Teaching a .NET developer new tricks: machine learning with ML.NET
Zone’s head of .NET development, Andy Butland, predicts a bright future for machine learning framework ML.NET…
I’ve been looking at the topic of machine learning for a couple of months now, and in particular how progress can be made by a .NET developer like myself, who has no particular background in data science. It’s certainly an exciting time to be working in this space, with the availability of services and libraries making machine learning problems open to more generalist developers.
Data science experts are generally working within a language with a greater historic association with the subject, such as Python or R, and getting a grounding in one of these is still likely a prerequisite for really getting into the topic. For developers happier working in .NET languages such as C# and F# though, there’s still plenty to dig into.
Personally, inspired by the book Machine Learning for .NET Developers, I’ve worked on a sample problem to try to predict the results of horse races. I’ve been spectacularly unsuccessfully from a ‘get rich quick’ point of view, but it’s been interesting and useful learning how to build a low-level decision tree using F#. At the other extreme, I’ve worked with the Custom Vision Service, part of the Azure Cognitive Services, which provides a suite of algorithms available for use as hosted services that you can treat as ‘black boxes’ in terms of how they operate, working with the APIs to train models and using them to make predictions.
Most recently, I’ve started investigating ML.NET — a machine learning framework built for use by .NET developers — which provides a way in to the topic somewhere in between the two previous examples in terms of level of abstraction.
Picking a topic
When looking for a dataset with which to start investigating a new machine learning technology, Kaggle offers a wealth of structured data that is available to download and use. I picked two datasets — one was a set of country-based geographic and demographic data, and the other the results of a survey for how happy people in a particular country claim to be, leading to a ‘happiness score’ and rank for each.
My idea was to investigate if a model based on the demographic data could be used to predict the happiness score for a country. In addition, it would be interesting to see which factors have the most influence, and for some, in which direction they act.

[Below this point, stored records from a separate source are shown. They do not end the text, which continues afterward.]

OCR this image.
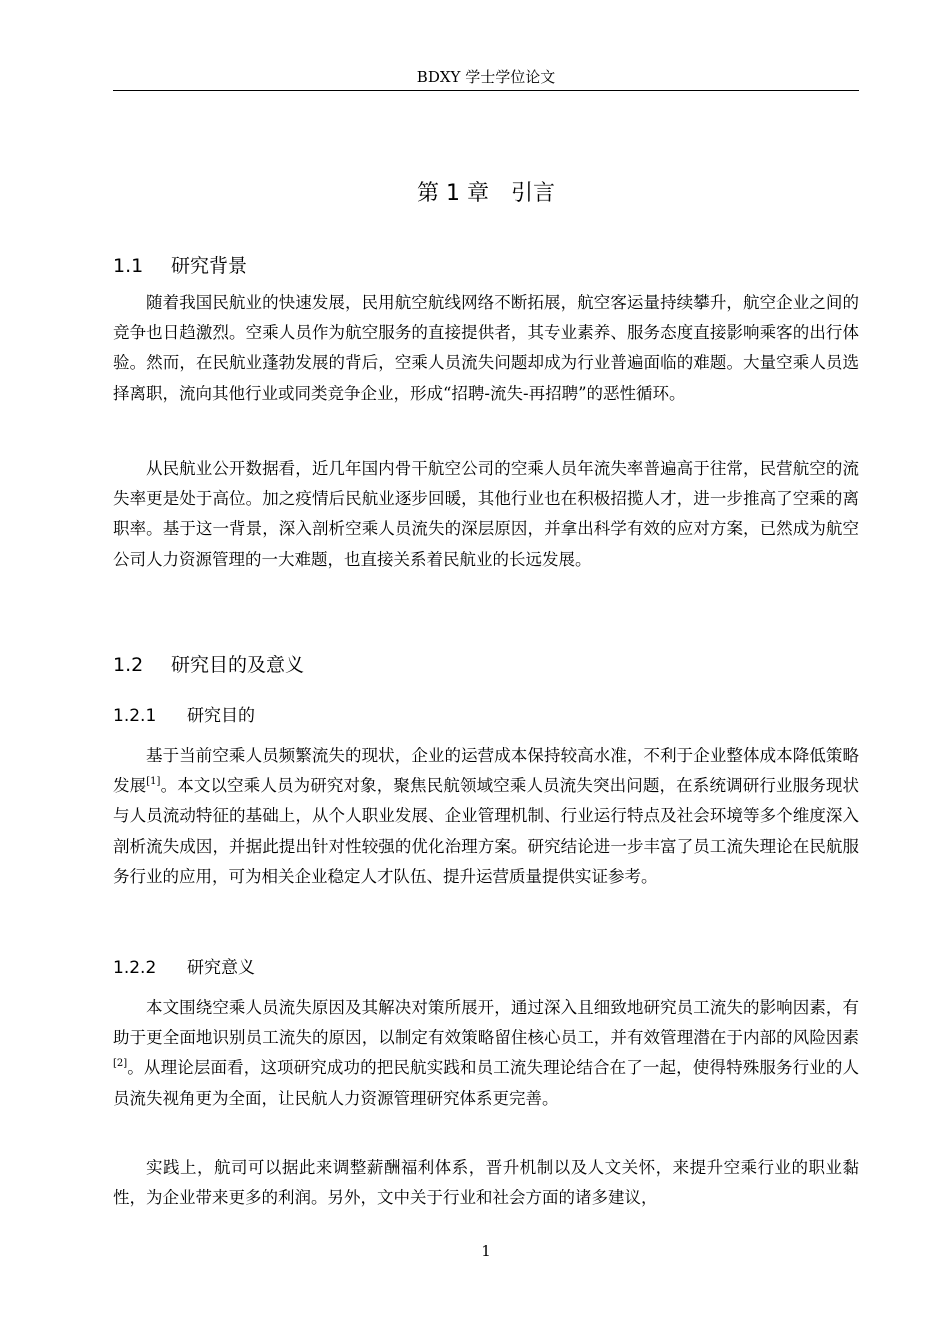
BDXY 学士学位论文
第 1 章 引言
1.1 研究背景

随着我国民航业的快速发展，民用航空航线网络不断拓展，航空客运量持续攀升，航空企业之间的竞争也日趋激烈。空乘人员作为航空服务的直接提供者，其专业素养、服务态度直接影响乘客的出行体验。然而，在民航业蓬勃发展的背后，空乘人员流失问题却成为行业普遍面临的难题。大量空乘人员选择离职，流向其他行业或同类竞争企业，形成“招聘-流失-再招聘”的恶性循环。

从民航业公开数据看，近几年国内骨干航空公司的空乘人员年流失率普遍高于往常，民营航空的流失率更是处于高位。加之疫情后民航业逐步回暖，其他行业也在积极招揽人才，进一步推高了空乘的离职率。基于这一背景，深入剖析空乘人员流失的深层原因，并拿出科学有效的应对方案，已然成为航空公司人力资源管理的一大难题，也直接关系着民航业的长远发展。

1.2 研究目的及意义
1.2.1 研究目的

基于当前空乘人员频繁流失的现状，企业的运营成本保持较高水准，不利于企业整体成本降低策略发展[1]。本文以空乘人员为研究对象，聚焦民航领域空乘人员流失突出问题，在系统调研行业服务现状与人员流动特征的基础上，从个人职业发展、企业管理机制、行业运行特点及社会环境等多个维度深入剖析流失成因，并据此提出针对性较强的优化治理方案。研究结论进一步丰富了员工流失理论在民航服务行业的应用，可为相关企业稳定人才队伍、提升运营质量提供实证参考。

1.2.2 研究意义

本文围绕空乘人员流失原因及其解决对策所展开，通过深入且细致地研究员工流失的影响因素，有助于更全面地识别员工流失的原因，以制定有效策略留住核心员工，并有效管理潜在于内部的风险因素[2]。从理论层面看，这项研究成功的把民航实践和员工流失理论结合在了一起，使得特殊服务行业的人员流失视角更为全面，让民航人力资源管理研究体系更完善。

实践上，航司可以据此来调整薪酬福利体系，晋升机制以及人文关怀，来提升空乘行业的职业黏性，为企业带来更多的利润。另外，文中关于行业和社会方面的诸多建议，

1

Before opening Visual Studio, I first did some data manipulation in good old Excel. Steps involved importing the two datasets and a list of country ISO codes from Wikipedia, adding some look-up formulae and making some manual updates — matching up country names and steering clear of various political issues such as disputed territories — to end up with a single sheet containing the combined dataset that I could output as a CSV file.
During the following investigations I often switched to simpler data files, with the same format but with obvious examples such as all columns set to zero apart from one with a clear positive or negative correlation. By temporarily using these I could sanity check the results, and make sure I’d not missed something obvious like the direction of a result or a mismatched column.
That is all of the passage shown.